“I might have been a physicist,” wrote Salman Rushdie, adding that he was instead influenced by an idol and went for history and French. “This is an example of non-causal life-changing; and so I can now examine a different path. And the scientist who wrote to me about quantum theory in “Grimus,” and about the Dancing Wu Li masters, showed me that such matters have been my concern from the very start.”
The note is part of an exhibit at Woodruff Library, to celebrate the opening of the Rushdie papers. His eclectic art, life and imagination make Rushdie a true author of our times, spanning continents, cultures and disciplines in an increasingly complex world. It also makes him an ideal test case for how to curate hybrid collections of artifacts – spanning print, physical and virtual realms.
“The imprint of the writer’s personality lies within his computer,” says software engineer Peter Hornsby, who extracted data from Rushdie’s hard drives.

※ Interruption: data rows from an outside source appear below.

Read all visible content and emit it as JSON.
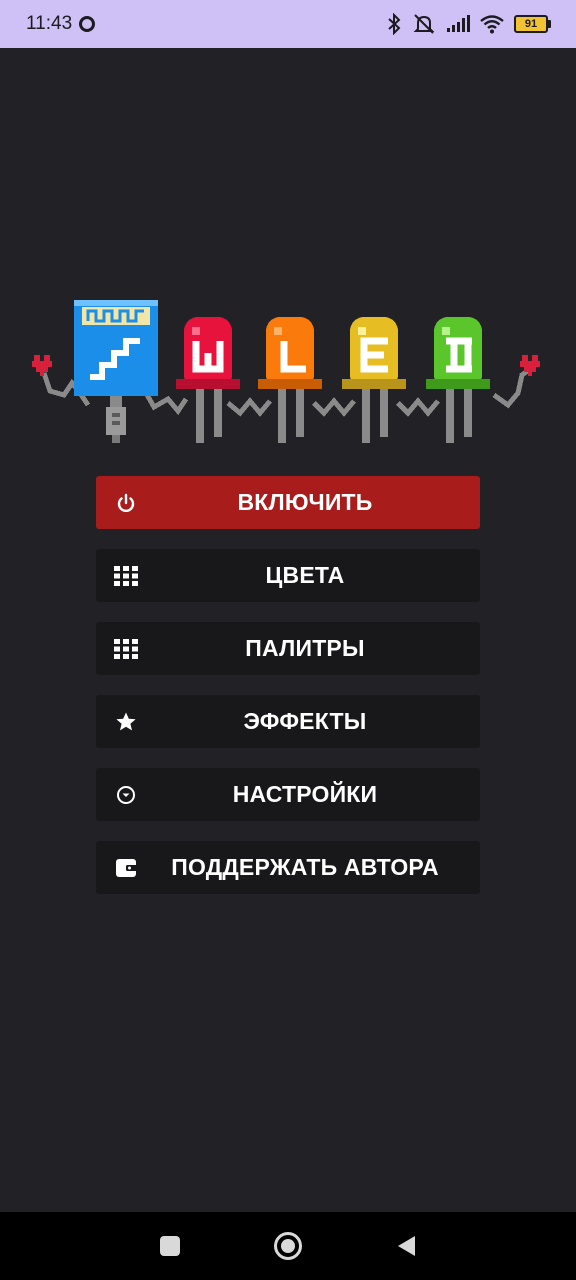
{
  "status_bar": {
    "time": "11:43",
    "battery": "91",
    "icons": [
      "record-icon",
      "bluetooth-icon",
      "mute-icon",
      "signal-icon",
      "wifi-icon",
      "battery-icon"
    ]
  },
  "logo": {
    "icons": [
      "microcontroller-icon",
      "led-w-icon",
      "led-l-icon",
      "led-e-icon",
      "led-d-icon",
      "heart-icon"
    ],
    "colors": {
      "blue": "#1a8ee8",
      "red": "#e8133c",
      "orange": "#fb7a0c",
      "yellow": "#e6bd22",
      "green": "#5ac62c",
      "wire": "#8a8a8a",
      "heart": "#d8203c"
    }
  },
  "menu": {
    "items": [
      {
        "label": "ВКЛЮЧИТЬ",
        "icon": "power-icon",
        "accent": "#a81c1c"
      },
      {
        "label": "ЦВЕТА",
        "icon": "grid-icon"
      },
      {
        "label": "ПАЛИТРЫ",
        "icon": "grid-icon"
      },
      {
        "label": "ЭФФЕКТЫ",
        "icon": "star-icon"
      },
      {
        "label": "НАСТРОЙКИ",
        "icon": "chevron-circle-icon"
      },
      {
        "label": "ПОДДЕРЖАТЬ АВТОРА",
        "icon": "wallet-icon"
      }
    ]
  },
  "nav_bar": {
    "icons": [
      "recents-icon",
      "home-icon",
      "back-icon"
    ]
  }
}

Using Rushdie’s works, Emory’s Manuscript, Artifacts and Rare Books Library is leading the nascent field of archiving “born-digital” materials. Watch a video of the pioneers of "digital archeology" discussing some of the technical challenges:
Emory Magazine describes the interactive approach of the project:
“Soon, you will be able to peruse the e-mail correspondence between Distinguished Writer-in-Residence Salman Rushdie and U2’s Bono. Or quick-search how many times the words ‘tequila’ and ‘rock goddess’ appear in the first draft of Rushdie’s novel ‘The Ground Beneath Her Feet.’
“You even will be able to log on to a laptop as Sir Rushdie himself, tinkering with a sentence, adding an embellishment, or marking a particular spot of interest in a manuscript.”